Looking at each type of mistake individually may reveal some interesting patterns about the specific types of letters the model has trouble with, but this is time consuming. We can simplify our evaluation by instead calculating the overall accuracy. This considers only whether the prediction was correct or incorrect, and ignores the type of error.
# use agreement to chack for accuracy
agreement <- letter_predictions == letterhead_test$letter
table(agreement)
## agreement
## FALSE TRUE
## 643 3357
prop.table(table(agreement))
## agreement
## FALSE TRUE
## 0.16075 0.83925
The model correctly predicted 3,357 out of 4000 test records
# lets use a more complex kernel function
letter_classifier_rbf <- ksvm(letter ~., data = letterhead_train, kernel = 'rbfdot')
# make predictions
letter_predictions_rbf <- predict(letter_classifier_rbf,letterhead_test)
# use agreement to check for accuracy
agreement_rbf <- letter_predictions_rbf == letterhead_test$letter
table(agreement_rbf)
## agreement_rbf
## FALSE TRUE
## 278 3722
prop.table(table(agreement_rbf))
## agreement_rbf
## FALSE TRUE
## 0.0695 0.9305
The more complex kernel ‘rbfdot’ predicted 3722 records(93%) true out of 4000 records.
Identifying the best SVM cost parameter It is possible to test additional kernels. One way is to vary the cost parameter, which modifies the width of the SVM decision boundary.
This governs the model’s balance between overfitting and underfitting the training data—the larger the cost value, the harder the learner will try to perfectly classify every training instance, as there is a higher penalty for each mistake. On the one hand, a high cost can lead the learner to overfit the training data. On the other hand, a cost parameter set too small can cause the learner to miss important, subtle patterns in the training data and underfit the true pattern.
There is no rule of thumb to know the ideal value beforehand, so instead we will examine how the model performs for various values of C, the cost parameter. Rather than repeating the training and evaluation process repeatedly, we can use the sapply() function to apply a custom function to a vector of potential cost values. We begin by using the seq() function to generate this vector as a sequence counting from five to 40 by five.

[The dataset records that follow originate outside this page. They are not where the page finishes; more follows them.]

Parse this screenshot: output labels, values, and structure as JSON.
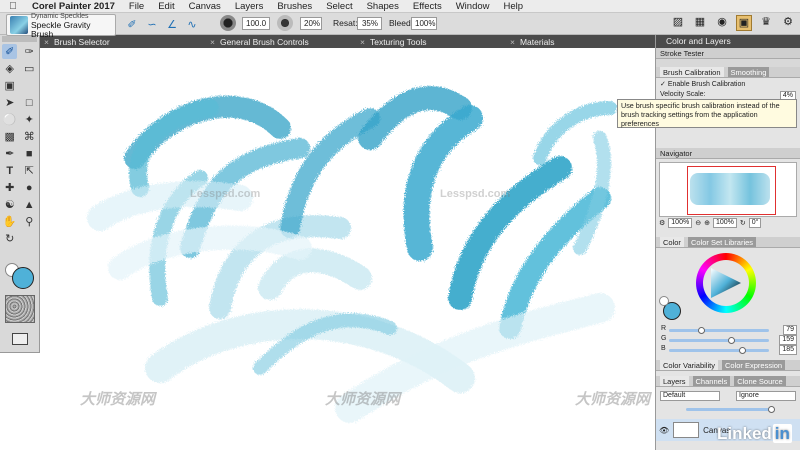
{
  "menubar": {
    "app_name": "Corel Painter 2017",
    "menus": [
      "File",
      "Edit",
      "Canvas",
      "Layers",
      "Brushes",
      "Select",
      "Shapes",
      "Effects",
      "Window",
      "Help"
    ]
  },
  "propbar": {
    "brush_category": "Dynamic Speckles",
    "brush_variant": "Speckle Gravity Brush",
    "size_value": "100.0",
    "opacity_value": "20%",
    "resat_label": "Resat:",
    "resat_value": "35%",
    "bleed_label": "Bleed:",
    "bleed_value": "100%"
  },
  "panel_tabs": [
    "Brush Selector",
    "General Brush Controls",
    "Texturing Tools",
    "Materials"
  ],
  "right_panel": {
    "header": "Color and Layers",
    "stroke_tester": "Stroke Tester",
    "brush_calibration_tab": "Brush Calibration",
    "smoothing_tab": "Smoothing",
    "enable_calibration": "Enable Brush Calibration",
    "velocity_scale_label": "Velocity Scale:",
    "velocity_scale_value": "4%",
    "tooltip": "Use brush specific brush calibration instead of the brush tracking settings from the application preferences",
    "navigator_title": "Navigator",
    "nav_zoom": "100%",
    "nav_zoom2": "100%",
    "nav_angle": "0°",
    "color_tab": "Color",
    "color_set_tab": "Color Set Libraries",
    "r_label": "R",
    "r_value": "79",
    "g_label": "G",
    "g_value": "159",
    "b_label": "B",
    "b_value": "185",
    "color_variability_tab": "Color Variability",
    "color_expression_tab": "Color Expression",
    "layers_tab": "Layers",
    "channels_tab": "Channels",
    "clone_source_tab": "Clone Source",
    "blend_mode": "Default",
    "composite": "Ignore",
    "layer_name": "Canvas"
  },
  "watermarks": {
    "url": "Lesspsd.com",
    "cn": "大师资源网"
  },
  "branding": {
    "linkedin_text": "Linked",
    "linkedin_in": "in"
  },
  "colors": {
    "main_color": "#4FB1D8",
    "secondary_color": "#FFFFFF",
    "accent": "#1F6FB4"
  }
}
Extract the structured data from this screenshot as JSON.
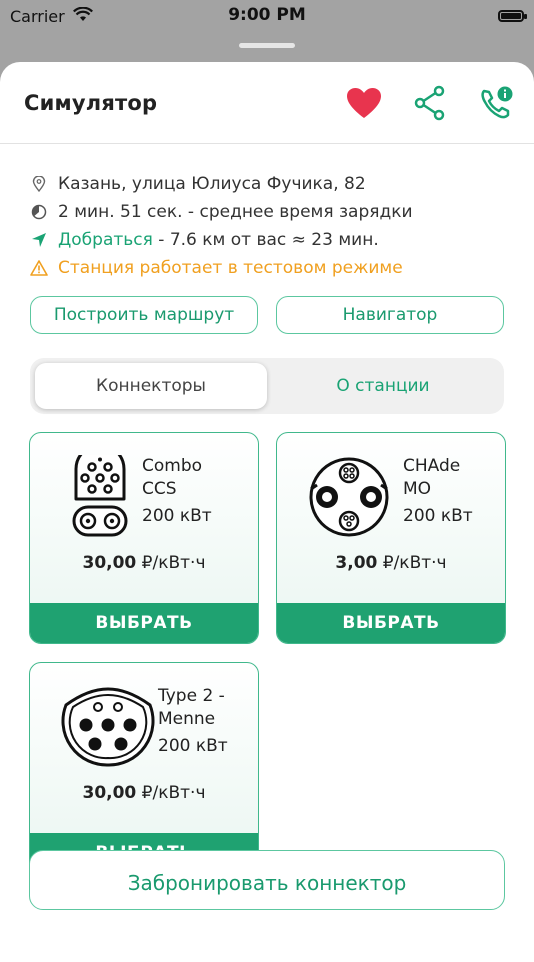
{
  "status_bar": {
    "carrier": "Carrier",
    "time": "9:00 PM"
  },
  "header": {
    "title": "Симулятор",
    "icons": [
      "heart-icon",
      "share-icon",
      "phone-info-icon"
    ]
  },
  "station": {
    "address": "Казань, улица Юлиуса Фучика, 82",
    "avg_charge": "2 мин. 51 сек. - среднее время зарядки",
    "route_link": "Добраться",
    "route_info": " - 7.6 км от вас ≈ 23 мин.",
    "warning": "Станция работает в тестовом режиме"
  },
  "actions": {
    "route": "Построить маршрут",
    "navigator": "Навигатор"
  },
  "tabs": [
    {
      "label": "Коннекторы",
      "active": true
    },
    {
      "label": "О станции",
      "active": false
    }
  ],
  "connectors": [
    {
      "name": "Combo\nCCS",
      "power": "200 кВт",
      "price_value": "30,00",
      "price_unit": " ₽/кВт·ч",
      "button": "ВЫБРАТЬ"
    },
    {
      "name": "CHAde\nMO",
      "power": "200 кВт",
      "price_value": "3,00",
      "price_unit": " ₽/кВт·ч",
      "button": "ВЫБРАТЬ"
    },
    {
      "name": "Type 2 -\nMenne",
      "power": "200 кВт",
      "price_value": "30,00",
      "price_unit": " ₽/кВт·ч",
      "button": "ВЫБРАТЬ"
    }
  ],
  "book_button": "Забронировать коннектор",
  "colors": {
    "accent": "#1fa271",
    "heart": "#e8344e",
    "warning": "#f0a020"
  }
}
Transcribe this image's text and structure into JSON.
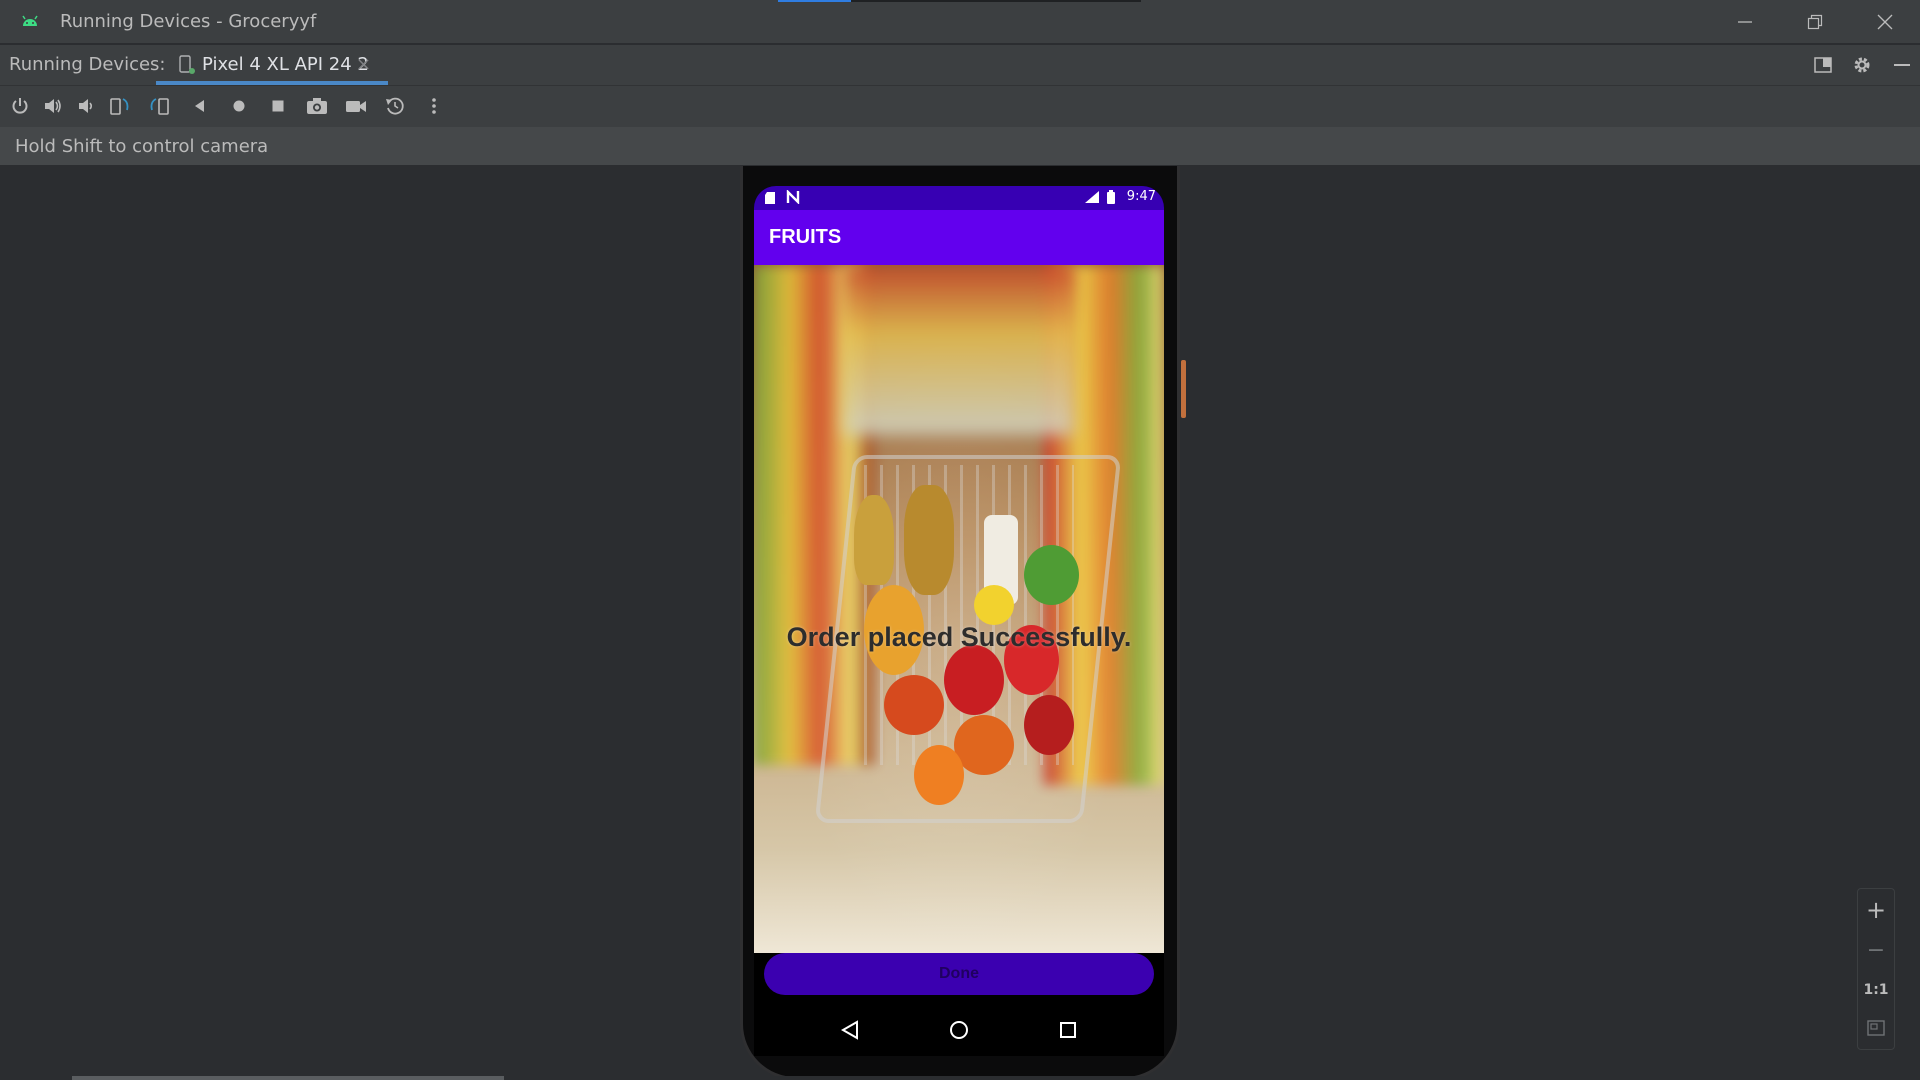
{
  "window": {
    "title": "Running Devices - Groceryyf",
    "icon": "android-icon",
    "controls": [
      "minimize-icon",
      "restore-icon",
      "close-icon"
    ]
  },
  "tabs": {
    "label": "Running Devices:",
    "device_tab": "Pixel 4 XL API 24 2",
    "close_glyph": "×",
    "right_icons": [
      "layout-icon",
      "settings-icon",
      "hide-icon"
    ]
  },
  "toolbar": {
    "items": [
      "power-icon",
      "volume-up-icon",
      "volume-down-icon",
      "rotate-left-icon",
      "rotate-right-icon",
      "back-icon",
      "home-icon",
      "overview-icon",
      "screenshot-icon",
      "screen-record-icon",
      "reset-icon",
      "more-icon"
    ]
  },
  "hint": "Hold Shift to control camera",
  "phone": {
    "status_time": "9:47",
    "app_title": "FRUITS",
    "message": "Order placed Successfully.",
    "done_label": "Done",
    "nav_icons": [
      "nav-back-icon",
      "nav-home-icon",
      "nav-recents-icon"
    ]
  },
  "zoom": {
    "zoom_in": "+",
    "zoom_out": "−",
    "actual_size": "1:1",
    "fit_icon": "fit-screen-icon"
  },
  "colors": {
    "ide_bg": "#2b2d30",
    "status_bar": "#3700b3",
    "app_bar": "#6200ee",
    "done_button": "#3b00b0",
    "accent": "#4a88c7"
  }
}
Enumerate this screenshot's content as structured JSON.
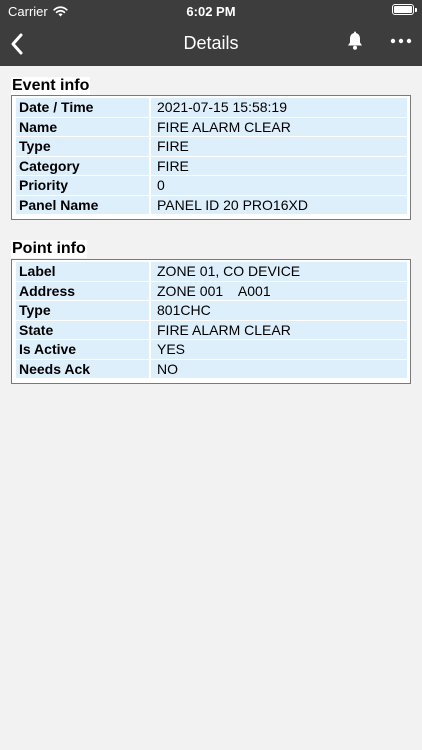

cost_values <- c(1, seq(from = 5, to = 40, by = 5))
accuracy_values <- sapply(cost_values, function(x) {
set.seed(12345)
m <- ksvm(letter ~ ., data = letterhead_train, kernel = "rbfdot", C=x )
pred <- predict(m, letterhead_test)
agree <- ifelse(pred == letterhead_test$letter, 1, 0)
accuracy <- sum(agree) / nrow(letterhead_test)
return (accuracy)})
plot(cost_values, accuracy_values, type="b")
As depicted in the visualization, with an accuracy of 93 percent, the
default SVM cost parameter of C = 1 resulted in by far the least
accurate model among the nine models evaluated. Instead, setting C to a
value of 10 or higher results in an accuracy of around 97 percent, which
is quite an improvement in performance! Perhaps this is close enough to
perfect for the model to be deployed in a real-world environment, though
it may still be worth experimenting further with various kernels to see
if it is possible to get even closer to 100 percent accuracy. Each
additional improvement in accuracy will result in fewer mistakes for the
OCR software and a better overall experience for the end user.